Soul Symphony

culture

"Baroque calypso!"

That was what I had written in the programme next to the last piece in the 'Soul Symphony' concert at Symphony Hall, conducted by Ken Burton. I couldn't quite believe what I had written — or, for that matter, what I had heard — but there it was. The concert was a celebration of the hymn in all forms, with particular reference to the influences and intertwining of various forms of earlier and later music on gospel and spirituals. The culmination of this exploration was a piece called 'Worship the King', written by Ken Burton. It involved the whole orchestra, bongo drums, a gospel band, some of the Birmingham Symphony Chorus, the City of Birmingham Young Voices, two community choirs and an all-female a capella group called 'Black Voices', who all made — to put it simply — a big sound. The piece started in a lively baroque style, which wouldn't have sounded out of place if it had been written by Handel. Then it suddenly and delightfully morphed into a calypso beat, singing the same phrases. This alternation repeated a couple of times, and then the final section had both styles overlaid on one another, the syncopated calypso phrases slotting in between the more extended baroque ornamentation. It was a work of genius, and I would never have thought that those two styles would sit so comfortably together.
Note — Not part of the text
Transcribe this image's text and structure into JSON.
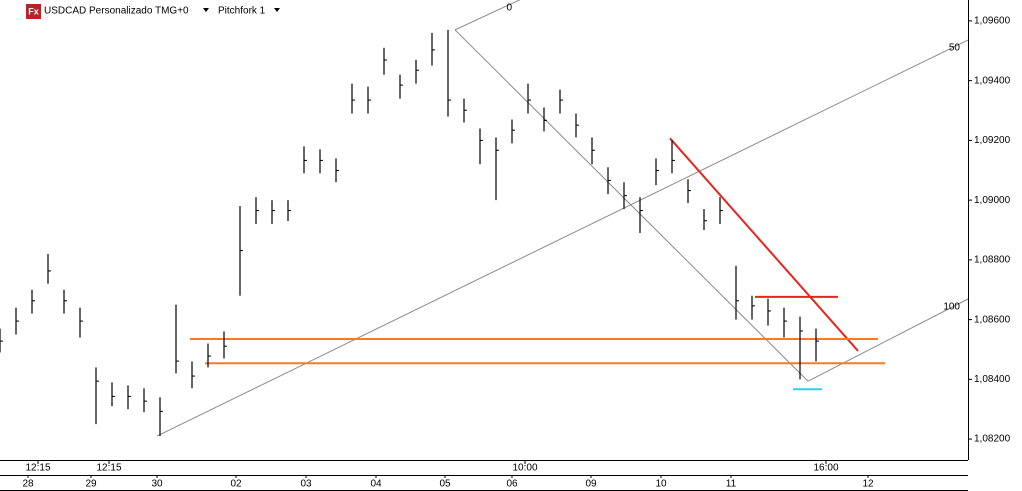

So what was I — an atheist — doing at a gospel concert? Well, despite my atheism, I'm very fond of church and religious music of all kinds, and particularly of gospel and spirituals. Like the Blues, they tend to be sung with a great depth of feeling, whether they are sorrowful or uplifting, and I like music with feeling and 'soul'. I also like learning about the similarities between different musical traditions — particularly vocal styles. Life would be very dull if everything was homogeneous, but people tend to pick what they like from existing styles and make something that is uniquely their own. I didn't know before the concert that gospel was strongly influenced by non-conformist and Methodist music, nor that the hymn 'I Have Decided to Follow Jesus' was written by an Indian prince, so I learnt quite a lot too.

The performers were great, particularly 'Black Voices'. They apparently had the idea for the concert, and did some wonderful a capella renditions of traditional spirituals, like 'Steal Away' and the Old Testament spirituals like 'Joshua Fit the Battle of Jericho' and 'Let My People Go'. I hadn't realized before that gospel singers sing with their hands and bodies as much as their voices. At the start, I think some of the singers felt a bit inhibited by the grand surroundings, and stood quite still, but as they relaxed they started to move about and use their hands, and the music improved tremendously.

It isn't often that you visit the toilets during the interval of a classical concert and hear people singing the pieces they've just heard. But then it's not often that you hear pieces like 'Siyahamba/We Are Marching' (a Zulu chant/hymn) sung with such joy and verve. I'm still singing it now, even though I have no intention of Marching in the Army of the Lord.